- Venue: Beijing National Aquatics Center
- Dates: 13 September
- Competitors: 14 from 11 nations
- Winning time: 38.44

Medalists
- 1st place, gold medalist(s):  / Jiang Fuying / China
- 2nd place, silver medalist(s):  / Anastasia Diodorova / Russia
- 3rd place, bronze medalist(s):  / Olena Akopyan / Ukraine

= Swimming at the 2008 Summer Paralympics – Women's 50 metre butterfly S6 =

The women's 50m butterfly S6 event at the 2008 Summer Paralympics took place at the Beijing National Aquatics Center on 13 September.
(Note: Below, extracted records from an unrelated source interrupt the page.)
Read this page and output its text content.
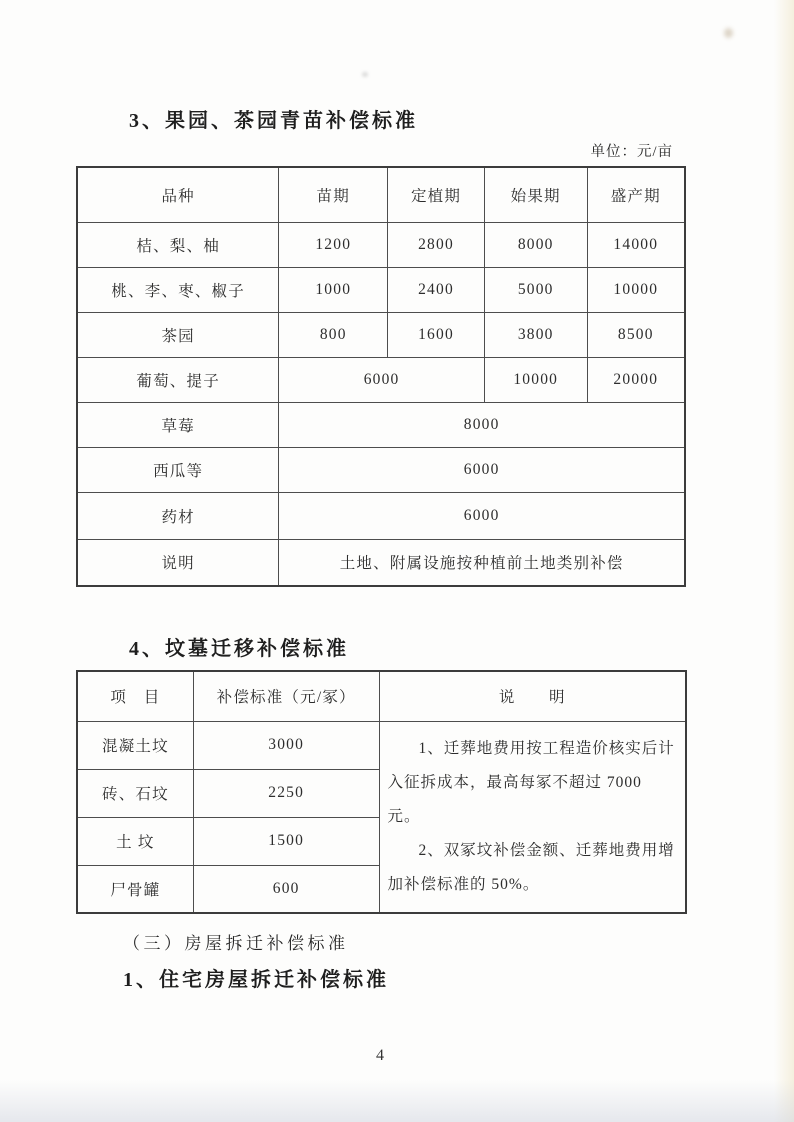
3、果园、茶园青苗补偿标准
单位：元/亩
品种	苗期	定植期	始果期	盛产期
桔、梨、柚	1200	2800	8000	14000
桃、李、枣、椒子	1000	2400	5000	10000
茶园	800	1600	3800	8500
葡萄、提子	6000		10000	20000
草莓	8000			
西瓜等	6000			
药材	6000			
说明	土地、附属设施按种植前土地类别补偿			
4、坟墓迁移补偿标准
项　目	补偿标准（元/冢）	说　　明
混凝土坟	3000	1、迁葬地费用按工程造价核实后计入征拆成本，最高每冢不超过 7000 元。

2、双冢坟补偿金额、迁葬地费用增加补偿标准的 50%。

砖、石坟	2250	
土 坟	1500	
尸骨罐	600	
（三）房屋拆迁补偿标准
1、住宅房屋拆迁补偿标准
4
There were two heats; the swimmers with the eight fastest times advanced to the final.

==Results==

===Heats===
Competed from 09:21.

====Heat 1====

| Rank | Name | Nationality | Time | Notes |
|---|---|---|---|---|
| 1 | Olena Akopyan | Ukraine | 40.51 | Q |
| 2 | Sarah Rose | Australia | 41.37 | Q |
| 3 | Doramitzi Gonzalez | Mexico | 44.00 |  |
| 4 | Natalie Jones | Great Britain | 44.69 |  |
| 5 | Elizabeth Johnson | Great Britain | 45.94 |  |
| 6 | Maria Teresa Perales | Spain | 48.05 |  |
| 7 | Natallia Shavel | Belarus | 48.72 |  |

====Heat 2====

| Rank | Name | Nationality | Time | Notes |
|---|---|---|---|---|
| 1 | Jiang Fuying | China | 39.32 | Q, WR |
| 2 | Inbal Shwartz | Israel | 40.79 | Q |
| 3 | Anastasia Diodorova | Russia | 40.90 | Q |
| 4 | Eleanor Simmonds | Great Britain | 43.69 | Q |
| 5 | Miranda Uhl | United States | 43.98 | Q |
| 6 | Casey Johnson | United States | 43.99 | Q |
| 7 | Maria Goetze | Germany | 44.65 |  |

===Final===
Competed at 17:16.

| Rank | Name | Nationality | Time | Notes |
|---|---|---|---|---|
| 1st place, gold medalist(s) | Jiang Fuying | China | 38.44 | WR |
| 2nd place, silver medalist(s) | Anastasia Diodorova | Russia | 39.93 |  |
| 3rd place, bronze medalist(s) | Olena Akopyan | Ukraine | 40.72 |  |
| 4 | Sarah Rose | Australia | 40.95 |  |
| 5 | Inbal Schwartz | Israel | 41.05 |  |
| 6 | Casey Johnson | United States | 42.35 |  |
| 7 | Miranda Uhl | United States | 42.50 |  |
| 8 | Eleanor Simmonds | Great Britain | 43.14 |  |

Q = qualified for final. WR = World Record.